LoRA Subtraction for Drift-Resistant Space in Exemplar-Free Continual Learning
Xuan Liu, Xiaobin Chang
TL;DR
This work tackles catastrophic forgetting in exemplar-free continual learning caused by feature drift. It introduces Drift-Resistant Space (DRS) and a parameter-efficient method called LoRA Subtraction (LoRA$^-$) to form a drift-stable initialization by subtracting prior-task LoRA influence from the pre-trained weights, i.e., \tilde{\boldsymbol{W}_{t}}^{l} = \boldsymbol{W}_0^{l} - \sum_{j=1}^{t-1} \boldsymbol{B}_j^{l} \boldsymbol{A}_j^{l}. During training, gradients are projected into DRS using a basis \boldsymbol{P}_t^l derived from the SVD of the input covariance \tilde{\boldsymbol{\mathcal{X}}_{t}^{l}} with updates \Delta \boldsymbol{w}_{t,s}^l = \boldsymbol{P}_t^l (\boldsymbol{P}_t^l)^{\top} \boldsymbol{g}_{t,s}^l, and learning is further enhanced by Augmented Triplet Loss (ATL) L_TL = \max(0, e_{ap} - e_{an} + \epsilon) combined as L_total = L_CE + \lambda L_TL. Across long EFCL task sequences on ImageNet-R and CIFAR-100, the method achieves state-of-the-art accuracy and strong stability without storing old data, offering a practical approach for drift-resistant continual learning. The technique also attains favorable backward transfer and reduced memory usage, illustrating its potential for privacy-constrained and resource-limited settings.
Abstract
In continual learning (CL), catastrophic forgetting often arises due to feature drift.

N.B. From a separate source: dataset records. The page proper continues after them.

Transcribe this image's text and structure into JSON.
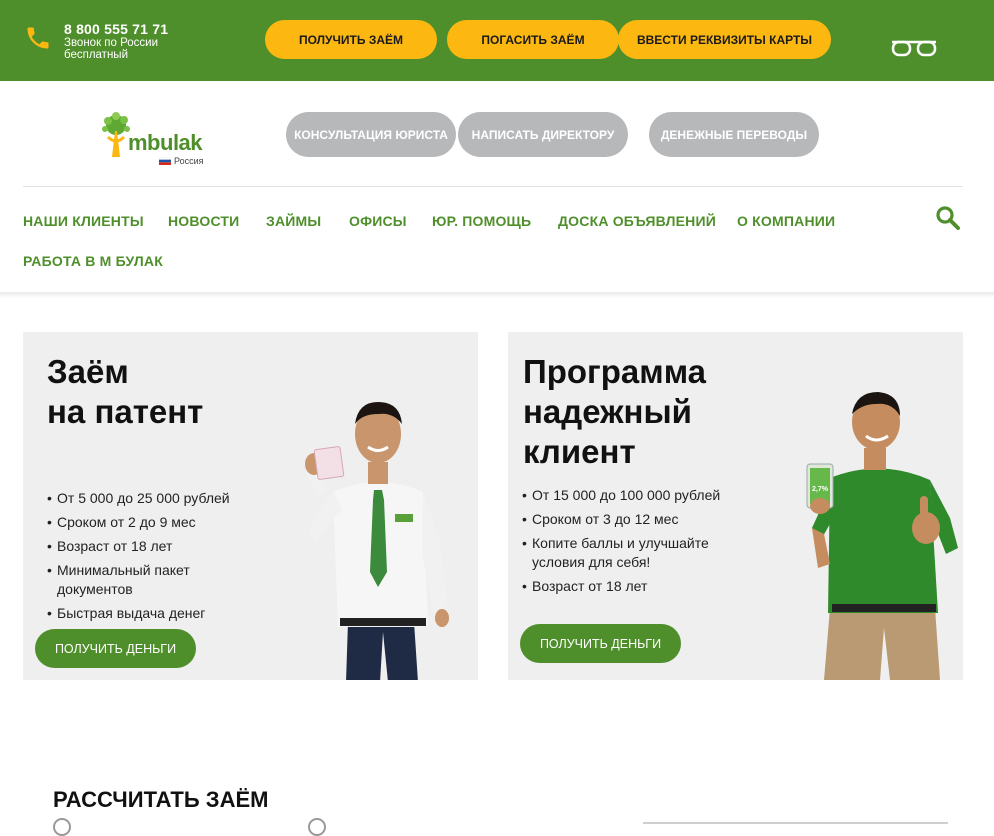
{
  "header": {
    "phone": "8 800 555 71 71",
    "phone_sub": "Звонок по России бесплатный",
    "buttons": [
      "ПОЛУЧИТЬ ЗАЁМ",
      "ПОГАСИТЬ ЗАЁМ",
      "ВВЕСТИ РЕКВИЗИТЫ КАРТЫ"
    ],
    "accessibility_icon": "glasses-icon"
  },
  "logo": {
    "text": "mbulak",
    "sub": "Россия"
  },
  "service_buttons": [
    "КОНСУЛЬТАЦИЯ ЮРИСТА",
    "НАПИСАТЬ ДИРЕКТОРУ",
    "ДЕНЕЖНЫЕ ПЕРЕВОДЫ"
  ],
  "nav": {
    "items": [
      "НАШИ КЛИЕНТЫ",
      "НОВОСТИ",
      "ЗАЙМЫ",
      "ОФИСЫ",
      "ЮР. ПОМОЩЬ",
      "ДОСКА ОБЪЯВЛЕНИЙ",
      "О КОМПАНИИ",
      "РАБОТА В М БУЛАК"
    ],
    "search_icon": "search-icon"
  },
  "cards": [
    {
      "title_line1": "Заём",
      "title_line2": "на патент",
      "bullets": [
        "От 5 000 до 25 000 рублей",
        "Сроком от 2 до 9 мес",
        "Возраст от 18 лет",
        "Минимальный пакет документов",
        "Быстрая выдача денег"
      ],
      "cta": "ПОЛУЧИТЬ ДЕНЬГИ"
    },
    {
      "title_line1": "Программа",
      "title_line2": "надежный",
      "title_line3": "клиент",
      "bullets": [
        "От 15 000 до 100 000 рублей",
        "Сроком от 3 до 12 мес",
        "Копите баллы и улучшайте условия для себя!",
        "Возраст от 18 лет"
      ],
      "cta": "ПОЛУЧИТЬ ДЕНЬГИ",
      "phone_screen_text": "2,7%"
    }
  ],
  "calculator": {
    "title": "РАССЧИТАТЬ ЗАЁМ"
  },
  "colors": {
    "brand_green": "#4f8f2b",
    "accent_yellow": "#fcb711",
    "grey_button": "#b6b8ba",
    "card_bg": "#eeefee"
  }
}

This challenge is particularly prominent in the exemplar-free continual learning (EFCL) setting, where samples from previous tasks cannot be retained, making it difficult to preserve prior knowledge. To address this issue, some EFCL methods aim to identify feature spaces that minimize the impact on previous tasks while accommodating new ones. However, they rely on static features or outdated statistics stored from old tasks, which prevents them from capturing the dynamic evolution of the feature space in CL, leading to performance degradation over time. In this paper, we introduce the Drift-Resistant Space (DRS), which effectively handles feature drifts without requiring explicit feature modeling or the storage of previous tasks. A novel parameter-efficient fine-tuning approach called Low-Rank Adaptation Subtraction (LoRA-) is proposed to develop the DRS. This method subtracts the LoRA weights of old tasks from the initial pre-trained weight before processing new task data to establish the DRS for model training. Therefore, LoRA- enhances stability, improves efficiency, and simplifies implementation. Furthermore, stabilizing feature drifts allows for better plasticity by learning with a triplet loss. Our method consistently achieves state-of-the-art results, especially for long task sequences, across multiple datasets.